Nicht-Gleichgewichtsverfahren für partikuläre Bindungsstellen
Suspendierte partikuläre Bindungsstellen können natürlich zentrifugiert oder filtriert werden. Bei Bindung an ganze Gewebsschnitte gestaltet sich die Entfernung des ungebundenen Radioliganden noch einfacher. Experimentelle Details zu diesen Techniken werden später gebracht (siehe Kapitel 5), hier seien zunächst nur die wichtigsten Vor- und Nachteile genannt.
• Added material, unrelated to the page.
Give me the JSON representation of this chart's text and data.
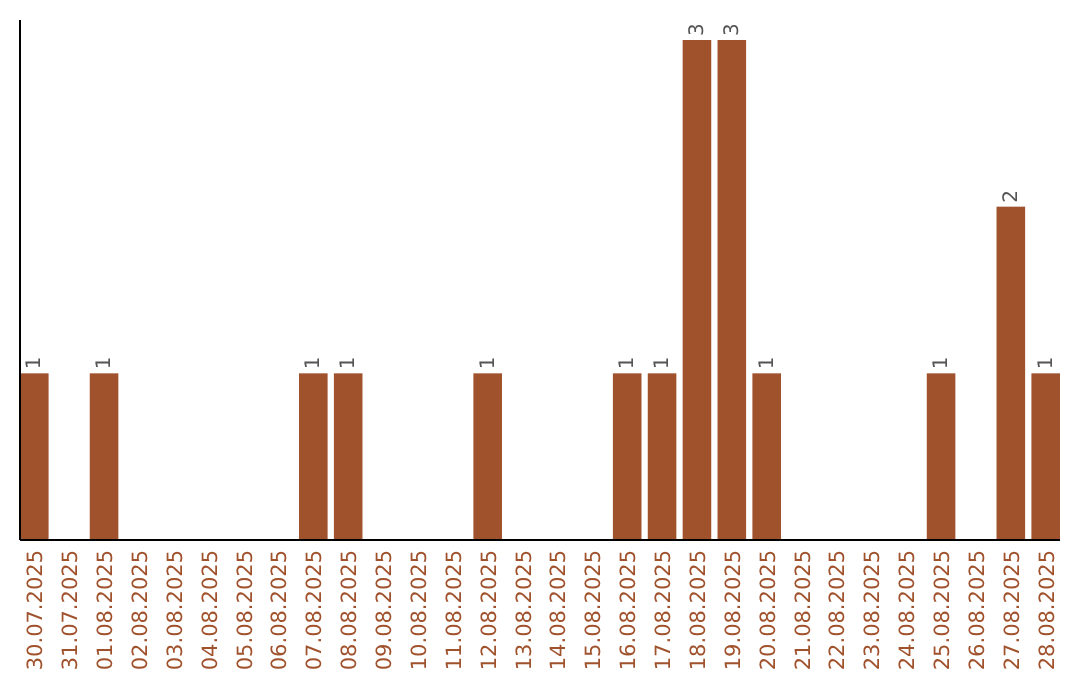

Filtration über Glasfiberfilter
Das mit Abstand am häufigsten eingesetzte Verfahren; eignet sich nur für hochaffine Liganden (KD < 10 nM), denn meistens bedeutet hohe Affinität auch langsame Dissoziation des Ligand-Rezeptor-Komplexes. Einfach und rasch durchzuführen, für hohen Probendurchsatz automatisierbar. Probleme bei hydrophilen Liganden mit geringer Rezeptordichte wegen einer relativ hohen unspezifische Bindung an die hydrophile Filtermatrix.
Zentrifugation
Verfahren der Wahl für hydrophile Liganden mit relativ schwacher Affinität. Erfordert den Einsatz von Röhrchen, die hohe Schwerefelder tolerieren (bis 40.000 x g) und direkt im Szintillationszähler gezählt werden können. Etwas zeitaufwendiger als die Filtrationstechnik, nicht automatisierbar. Probleme kann es mit lipophilen Radioliganden geben, wenn sie stark an Kunststoffe binden (Vorversuche mit verschiedenen Röhrchen).
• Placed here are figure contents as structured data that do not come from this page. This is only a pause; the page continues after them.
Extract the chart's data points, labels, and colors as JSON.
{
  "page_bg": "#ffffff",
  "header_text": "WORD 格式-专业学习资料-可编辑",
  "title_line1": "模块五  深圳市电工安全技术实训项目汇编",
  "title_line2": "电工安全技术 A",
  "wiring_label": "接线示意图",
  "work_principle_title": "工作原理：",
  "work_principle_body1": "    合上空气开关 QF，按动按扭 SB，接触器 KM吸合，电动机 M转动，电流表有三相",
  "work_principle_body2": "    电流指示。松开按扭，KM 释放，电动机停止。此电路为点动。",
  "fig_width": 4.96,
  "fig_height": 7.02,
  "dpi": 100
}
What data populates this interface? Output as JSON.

Dünnschnitt-Autoradiographie
Erfordert den Einsatz eines Mikrotoms zur Anfertigung der Schnitte (5 - 20 µm). Sehr vielseitige Methode, praktisch auf alle Radioliganden anwendbar. Bei Verwendung eines Densitometers mit angeschlossenem Computer können die Autoradiogramme exakt quantitativ ausgewertet werden. Hohe neuroanatomische Auflösung (< 0.1 mm). Will man die Möglichkeiten dieser Technik voll nützen, sind gewisse Investitionen erforderlich (Mikrotom, Densitometer, Computer incl. Programm). In den letzten Jahren lösen elektronische "screens" die traditionellen Filme ab.
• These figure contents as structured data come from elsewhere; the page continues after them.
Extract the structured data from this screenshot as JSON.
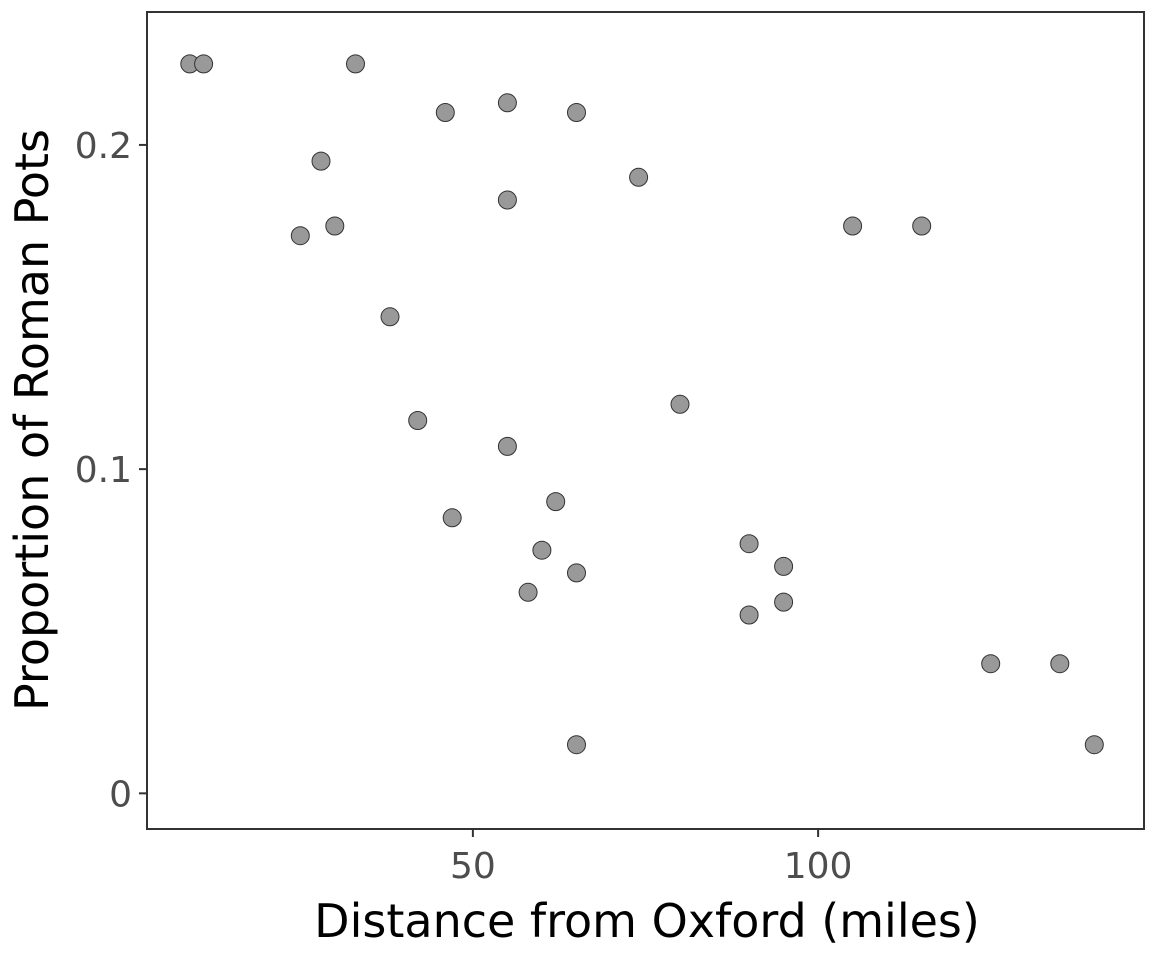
{
  "chart_data": {
    "type": "scatter",
    "title": "",
    "xlabel": "Distance from Oxford (miles)",
    "ylabel": "Proportion of Roman Pots",
    "xlim": [
      2.8,
      147.2
    ],
    "ylim": [
      -0.011,
      0.241
    ],
    "x_ticks": [
      50,
      100
    ],
    "x_tick_labels": [
      "50",
      "100"
    ],
    "y_ticks": [
      0,
      0.1,
      0.2
    ],
    "y_tick_labels": [
      "0",
      "0.1",
      "0.2"
    ],
    "grid": false,
    "legend": "none",
    "point_color": "#999999",
    "point_outline": "#333333",
    "series": [
      {
        "points": [
          [
            9,
            0.225
          ],
          [
            11,
            0.225
          ],
          [
            33,
            0.225
          ],
          [
            46,
            0.21
          ],
          [
            55,
            0.213
          ],
          [
            65,
            0.21
          ],
          [
            28,
            0.195
          ],
          [
            74,
            0.19
          ],
          [
            55,
            0.183
          ],
          [
            25,
            0.172
          ],
          [
            30,
            0.175
          ],
          [
            105,
            0.175
          ],
          [
            115,
            0.175
          ],
          [
            38,
            0.147
          ],
          [
            80,
            0.12
          ],
          [
            42,
            0.115
          ],
          [
            55,
            0.107
          ],
          [
            62,
            0.09
          ],
          [
            47,
            0.085
          ],
          [
            60,
            0.075
          ],
          [
            90,
            0.077
          ],
          [
            95,
            0.07
          ],
          [
            65,
            0.068
          ],
          [
            58,
            0.062
          ],
          [
            95,
            0.059
          ],
          [
            90,
            0.055
          ],
          [
            125,
            0.04
          ],
          [
            135,
            0.04
          ],
          [
            65,
            0.015
          ],
          [
            140,
            0.015
          ]
        ]
      }
    ]
  }
}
Zubereitung partikulärer Rezeptorpräparationen
Für die Filtrations und die Zentrifugationstechnik (gelegentlich auch für das Dialyseverfahren) benötigt man eine feindisperse Suspension von Rezeptor-tragenden Zellmembranpartikeln. Zu diesem Zweck wird ein Gewebsstück, das die gesuchte Bindungsstelle enthält, homogenisiert, und aus dem Homogenat werden durch Zentrifugation die Zellmembranen gewonnen.
Ideal für die Homogenisation: ein nach Potter benannter Homogenisator aus Glas und Teflon. Ein runder Teflonkolben paßt genau in ein Glasrohr (5-50 ml, Spielraum 0.1-0.2 mm); Teflon und Glas schließen auch am Boden des Kolbens ab (kein Freiraum). Der Kolben wird mit der Hand oder mittels eines langsam drehenden Motors (5-10 Umdrehungen/sec) bewegt. Das Gewebsstück wird dabei vollständig desintegriert, bis in den subzellulären Bereich (Freisetzung der Zellorganellen). Manche Gewebe sind zu zäh für diese Methode und müssen mit dem Ultraturrax homogenisiert werden (Stab mit rasch drehenden Messern, weniger schonendes Verfahren). Für sehr kleine Gewebsstücke bietet sich die Homogenisation mittels Ultraschall an (Volumen 200 µl - 1 ml).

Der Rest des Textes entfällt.